Last Updated: October 16, 2020.

For women with ductal carcinoma in situ, the risk for developing subsequent ipsilateral in situ and invasive breast cancer is lower for those receiving breast-conserving surgery and radiotherapy than for those receiving surgery alone, according to a study presented at the annual European Breast Cancer Conference, held virtually from Oct. 2 to 3.

FRIDAY, Oct. 16, 2020 (HealthDay News) -- For women with ductal carcinoma in situ (DCIS), the risk for developing subsequent ipsilateral in situ (iDCIS) and invasive breast cancer (iBC) is lower for those receiving breast-conserving surgery (BCS) and radiotherapy than for those receiving surgery alone, according to a study presented at the annual European Breast Cancer Conference, held virtually from Oct. 2 to 3.

Maartje van Seijen, from the Antoni van Leeuwenhoek Hospital in the Netherlands, and colleagues examined the long-term risk for iDCIS and invasive lesions after a diagnosis of primary DCIS. The cohort included 10,051 women with DCIS with a median follow-up of 15.7 years.

The researchers found that after 20 years of follow-up, the cumulative incidence of iBC was 2.0 percent after mastectomy, 11.6 percent after BCS plus radiotherapy, and 17.5 percent after BCS only.
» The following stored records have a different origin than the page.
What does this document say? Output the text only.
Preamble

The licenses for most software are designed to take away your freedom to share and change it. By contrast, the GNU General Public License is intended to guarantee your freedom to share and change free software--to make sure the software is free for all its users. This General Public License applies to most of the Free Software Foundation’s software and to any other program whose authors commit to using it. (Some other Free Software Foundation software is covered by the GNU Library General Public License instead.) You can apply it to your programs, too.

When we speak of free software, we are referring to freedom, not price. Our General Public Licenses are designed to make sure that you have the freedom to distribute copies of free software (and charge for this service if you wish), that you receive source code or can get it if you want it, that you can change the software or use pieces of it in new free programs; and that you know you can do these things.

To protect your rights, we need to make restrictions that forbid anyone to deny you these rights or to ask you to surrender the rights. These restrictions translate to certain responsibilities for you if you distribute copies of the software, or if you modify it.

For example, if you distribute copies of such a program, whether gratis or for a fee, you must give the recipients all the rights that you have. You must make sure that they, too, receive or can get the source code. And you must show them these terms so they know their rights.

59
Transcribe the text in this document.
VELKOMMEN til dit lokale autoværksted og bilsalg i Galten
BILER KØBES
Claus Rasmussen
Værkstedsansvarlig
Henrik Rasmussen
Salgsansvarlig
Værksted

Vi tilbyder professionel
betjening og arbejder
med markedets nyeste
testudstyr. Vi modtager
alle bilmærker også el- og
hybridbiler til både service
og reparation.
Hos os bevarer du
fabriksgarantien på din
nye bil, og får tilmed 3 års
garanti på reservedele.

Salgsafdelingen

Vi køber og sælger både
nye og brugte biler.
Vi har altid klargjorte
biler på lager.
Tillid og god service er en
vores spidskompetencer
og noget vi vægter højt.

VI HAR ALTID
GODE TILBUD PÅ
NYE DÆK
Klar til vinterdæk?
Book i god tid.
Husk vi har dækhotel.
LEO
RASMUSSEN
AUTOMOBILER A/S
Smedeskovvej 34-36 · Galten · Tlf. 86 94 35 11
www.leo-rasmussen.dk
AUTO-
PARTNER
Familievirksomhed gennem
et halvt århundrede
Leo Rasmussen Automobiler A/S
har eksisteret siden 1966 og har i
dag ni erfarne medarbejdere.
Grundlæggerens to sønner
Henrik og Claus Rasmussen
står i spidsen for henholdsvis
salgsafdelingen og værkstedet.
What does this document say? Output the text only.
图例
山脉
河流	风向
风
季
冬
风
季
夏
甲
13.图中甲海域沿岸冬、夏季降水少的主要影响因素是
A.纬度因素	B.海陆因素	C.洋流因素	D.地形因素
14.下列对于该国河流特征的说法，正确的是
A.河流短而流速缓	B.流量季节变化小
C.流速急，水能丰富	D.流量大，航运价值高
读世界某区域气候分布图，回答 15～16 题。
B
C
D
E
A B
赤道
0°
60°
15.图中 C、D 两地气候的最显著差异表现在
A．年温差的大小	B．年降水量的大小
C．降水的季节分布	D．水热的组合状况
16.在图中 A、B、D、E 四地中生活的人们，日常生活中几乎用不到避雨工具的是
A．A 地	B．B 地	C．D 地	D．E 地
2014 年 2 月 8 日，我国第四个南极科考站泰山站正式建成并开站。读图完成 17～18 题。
The 20-year cumulative incidence of iDCIS was 6.1 and 12.3 percent after BCS plus radiotherapy and after BCS alone. Compared with those who also received radiotherapy, those treated with BCS alone had an increased risk for developing iDCIS and iBC in the first five years of follow-up (hazard ratios, 3.3 and 4.1). After 10 years of follow-up, this risk difference stabilized.

"The risk of DCIS or invasive cancer recurring in these women will diminish over time, whether they had just the breast-sparing surgery or breast-sparing surgery with radiotherapy. This study shows that, overall, the addition of radiotherapy gives women the best chances," van Seijen said in a statement.